Geliebtes Feindbild

Von Matthias Weinzierl

Wie wir einmal eine kriminelle Vereinigung in den Räumen der Münchner Kammerspiele gründeten.

Eigentlich fängt – wie so oft – alles ganz harmlos an. Auf dem 50. Geburtstag eines gemeinsamen Freundes in Berlin-Neukölln komme ich mit Harald Glöde von Borderline Europe ins Plaudern. Harald hatte uns für unsere Hinterland Ausgabe #27 mit dem Schwerpunkt „Schlepper, Schleuser, Super*heldin“ mit vielen guten Ideen versorgt und daher ist das erst einmal auch unser Thema.

Irgendwann fragt er mich: Kannst du mir diesen Ralf Homann vorstellen? Der hat doch vor Jahren dieses Schleuser.net ins Leben gerufen und der soll heute auch hier sein. Nichts einfacher als das. Nachdem wir Ralf im Raucherzimmer endlich ausgemacht haben, stehen wir zu dritt beieinander und vertiefen uns in einem ausufernden Gespräch über Schleppen, Schleusen und Fluchthilfe im Allgemeinen, und was konkret zu tun ist. Ralf, Künstler, Aktivist und Radiomensch, hatte mit befreundeten Künstlern das Kunstprojekt Schleuser.net gegründet, das bereits 2003 ein internationales Schleusertreffen in Graz organisiert hat. Wir sind begeistert. Wäre es nicht allerhöchste Zeit, hier etwas Ähnliches zu versuchen? Einige Getränke später stellen wir berauscht fest: Wir wiederholen das, aber in einem großen amtlichen Rahmen, und zwar in München. Die Idee zur 2. Schlepper- und Schleusertagung war in der Welt.
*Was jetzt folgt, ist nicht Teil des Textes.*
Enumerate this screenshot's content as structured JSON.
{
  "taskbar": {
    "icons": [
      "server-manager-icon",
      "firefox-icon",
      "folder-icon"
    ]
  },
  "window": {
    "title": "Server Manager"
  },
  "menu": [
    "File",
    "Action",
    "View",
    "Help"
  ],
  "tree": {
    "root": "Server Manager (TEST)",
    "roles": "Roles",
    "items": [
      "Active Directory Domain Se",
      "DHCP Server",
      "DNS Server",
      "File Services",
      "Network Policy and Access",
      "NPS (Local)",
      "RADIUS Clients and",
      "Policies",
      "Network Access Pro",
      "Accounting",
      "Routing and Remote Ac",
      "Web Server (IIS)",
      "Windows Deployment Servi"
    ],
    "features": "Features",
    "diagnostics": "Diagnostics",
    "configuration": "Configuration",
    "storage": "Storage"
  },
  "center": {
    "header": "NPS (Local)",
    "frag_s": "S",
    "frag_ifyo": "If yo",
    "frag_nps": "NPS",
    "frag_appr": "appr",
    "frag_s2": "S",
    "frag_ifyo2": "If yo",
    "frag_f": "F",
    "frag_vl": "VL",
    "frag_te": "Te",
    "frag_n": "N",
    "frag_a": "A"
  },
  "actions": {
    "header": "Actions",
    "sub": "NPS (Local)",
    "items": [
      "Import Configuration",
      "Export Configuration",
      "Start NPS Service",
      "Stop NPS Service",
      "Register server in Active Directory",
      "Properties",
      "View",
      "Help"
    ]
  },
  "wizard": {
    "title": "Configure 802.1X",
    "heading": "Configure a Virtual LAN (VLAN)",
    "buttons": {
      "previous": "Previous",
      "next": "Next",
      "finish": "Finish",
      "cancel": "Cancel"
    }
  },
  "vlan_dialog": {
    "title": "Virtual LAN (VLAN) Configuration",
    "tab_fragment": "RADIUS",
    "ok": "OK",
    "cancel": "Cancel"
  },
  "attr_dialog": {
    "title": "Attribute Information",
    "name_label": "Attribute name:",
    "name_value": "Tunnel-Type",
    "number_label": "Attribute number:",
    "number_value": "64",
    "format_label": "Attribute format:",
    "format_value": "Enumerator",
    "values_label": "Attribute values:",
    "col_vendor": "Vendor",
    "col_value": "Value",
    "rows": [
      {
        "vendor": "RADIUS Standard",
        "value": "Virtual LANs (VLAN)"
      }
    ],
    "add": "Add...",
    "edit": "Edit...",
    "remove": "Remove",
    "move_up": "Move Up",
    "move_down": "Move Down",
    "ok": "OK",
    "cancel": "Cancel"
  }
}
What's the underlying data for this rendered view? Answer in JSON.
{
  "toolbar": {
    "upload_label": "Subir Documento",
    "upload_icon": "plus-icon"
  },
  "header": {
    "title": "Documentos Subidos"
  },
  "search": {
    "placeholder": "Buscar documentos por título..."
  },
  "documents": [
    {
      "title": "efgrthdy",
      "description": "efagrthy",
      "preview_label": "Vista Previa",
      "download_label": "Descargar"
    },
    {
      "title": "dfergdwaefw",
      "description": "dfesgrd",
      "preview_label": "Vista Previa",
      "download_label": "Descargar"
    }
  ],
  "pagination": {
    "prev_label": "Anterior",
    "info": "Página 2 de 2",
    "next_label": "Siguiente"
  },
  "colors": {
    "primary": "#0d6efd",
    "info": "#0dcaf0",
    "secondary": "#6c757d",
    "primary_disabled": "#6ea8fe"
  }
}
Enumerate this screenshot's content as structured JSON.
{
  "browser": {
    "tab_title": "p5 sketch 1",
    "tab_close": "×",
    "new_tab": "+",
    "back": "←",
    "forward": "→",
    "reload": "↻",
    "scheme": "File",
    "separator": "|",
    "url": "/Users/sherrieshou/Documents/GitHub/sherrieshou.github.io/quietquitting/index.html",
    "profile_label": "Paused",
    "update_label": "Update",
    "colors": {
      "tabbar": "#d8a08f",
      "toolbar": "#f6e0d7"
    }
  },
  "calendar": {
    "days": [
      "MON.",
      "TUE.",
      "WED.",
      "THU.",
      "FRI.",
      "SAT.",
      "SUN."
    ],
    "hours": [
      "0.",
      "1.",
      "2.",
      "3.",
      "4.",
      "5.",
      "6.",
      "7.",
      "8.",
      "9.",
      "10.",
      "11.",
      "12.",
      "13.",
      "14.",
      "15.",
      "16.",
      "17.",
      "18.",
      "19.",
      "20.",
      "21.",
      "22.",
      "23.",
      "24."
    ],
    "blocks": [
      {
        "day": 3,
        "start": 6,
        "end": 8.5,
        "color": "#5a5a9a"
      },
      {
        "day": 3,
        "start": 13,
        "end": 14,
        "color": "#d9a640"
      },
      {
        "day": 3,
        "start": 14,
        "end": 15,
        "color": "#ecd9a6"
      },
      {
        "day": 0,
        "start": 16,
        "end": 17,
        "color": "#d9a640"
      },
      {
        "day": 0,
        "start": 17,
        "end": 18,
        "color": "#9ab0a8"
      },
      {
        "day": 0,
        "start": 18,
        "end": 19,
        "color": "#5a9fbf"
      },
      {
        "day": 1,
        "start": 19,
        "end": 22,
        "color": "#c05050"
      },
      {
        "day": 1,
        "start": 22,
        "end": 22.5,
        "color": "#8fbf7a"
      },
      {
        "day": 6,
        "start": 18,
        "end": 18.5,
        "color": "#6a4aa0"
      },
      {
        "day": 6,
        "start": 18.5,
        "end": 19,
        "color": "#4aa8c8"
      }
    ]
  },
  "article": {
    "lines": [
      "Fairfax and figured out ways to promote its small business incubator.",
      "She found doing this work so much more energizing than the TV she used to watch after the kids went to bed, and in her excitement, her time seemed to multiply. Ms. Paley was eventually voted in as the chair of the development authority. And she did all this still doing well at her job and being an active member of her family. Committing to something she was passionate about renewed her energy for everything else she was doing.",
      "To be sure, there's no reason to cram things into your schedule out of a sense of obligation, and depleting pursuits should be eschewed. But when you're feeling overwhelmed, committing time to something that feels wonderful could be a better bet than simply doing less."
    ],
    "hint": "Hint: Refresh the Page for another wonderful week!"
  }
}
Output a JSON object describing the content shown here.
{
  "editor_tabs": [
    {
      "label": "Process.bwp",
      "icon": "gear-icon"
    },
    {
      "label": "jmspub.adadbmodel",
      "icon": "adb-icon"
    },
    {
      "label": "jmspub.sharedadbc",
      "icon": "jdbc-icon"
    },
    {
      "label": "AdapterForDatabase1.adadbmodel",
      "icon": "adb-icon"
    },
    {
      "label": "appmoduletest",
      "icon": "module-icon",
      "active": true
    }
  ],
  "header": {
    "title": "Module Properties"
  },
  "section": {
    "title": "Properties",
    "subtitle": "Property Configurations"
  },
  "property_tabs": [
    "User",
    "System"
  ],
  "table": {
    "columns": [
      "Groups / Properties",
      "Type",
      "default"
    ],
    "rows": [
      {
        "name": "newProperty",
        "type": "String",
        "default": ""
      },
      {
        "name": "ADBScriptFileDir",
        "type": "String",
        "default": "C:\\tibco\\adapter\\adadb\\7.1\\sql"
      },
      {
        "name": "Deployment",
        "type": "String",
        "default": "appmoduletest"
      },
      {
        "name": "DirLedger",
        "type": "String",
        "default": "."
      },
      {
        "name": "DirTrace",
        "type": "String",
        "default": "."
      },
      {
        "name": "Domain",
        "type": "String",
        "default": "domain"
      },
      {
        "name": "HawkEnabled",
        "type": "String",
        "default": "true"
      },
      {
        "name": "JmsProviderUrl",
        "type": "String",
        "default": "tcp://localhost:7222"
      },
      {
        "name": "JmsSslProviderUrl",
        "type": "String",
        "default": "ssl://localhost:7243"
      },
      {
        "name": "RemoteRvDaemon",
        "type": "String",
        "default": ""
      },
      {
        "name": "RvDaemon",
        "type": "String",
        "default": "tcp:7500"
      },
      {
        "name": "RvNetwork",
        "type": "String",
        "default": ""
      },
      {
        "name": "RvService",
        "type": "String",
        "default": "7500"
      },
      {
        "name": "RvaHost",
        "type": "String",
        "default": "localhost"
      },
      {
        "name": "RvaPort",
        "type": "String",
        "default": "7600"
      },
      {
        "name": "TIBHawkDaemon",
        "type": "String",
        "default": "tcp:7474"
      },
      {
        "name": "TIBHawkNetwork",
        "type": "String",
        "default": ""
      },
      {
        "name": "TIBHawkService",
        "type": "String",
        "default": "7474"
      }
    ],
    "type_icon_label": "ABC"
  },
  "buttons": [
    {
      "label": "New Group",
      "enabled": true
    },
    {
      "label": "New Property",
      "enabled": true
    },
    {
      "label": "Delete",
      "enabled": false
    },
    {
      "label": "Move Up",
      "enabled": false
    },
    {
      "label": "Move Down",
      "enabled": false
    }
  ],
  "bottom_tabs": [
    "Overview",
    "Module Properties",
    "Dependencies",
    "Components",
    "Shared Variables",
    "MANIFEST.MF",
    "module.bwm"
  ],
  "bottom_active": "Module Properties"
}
Aber warum sollte die Welt überhaupt so eine Tagung brauchen? Eine gute Frage. Uns beflügelte dabei die Vorstellung, mit unserer Tagung einen Perspektivenwechsel zu wagen, um eine dringend benötigte öffentliche Debatte um die Bewertung von Fluchthilfe zu eröffnen. Den aktuelle Diskurs bewerteten wir als höchst unerfreulich: Fluchthilfe, beziehungsweise das Schleppen und Schleusen, wird nahezu vollständig in einem kriminalisierten Kontext thematisiert, obwohl eine erfolgreiche Flucht ohne Unterstützung eine reine Fiktion, also undenkbar ist.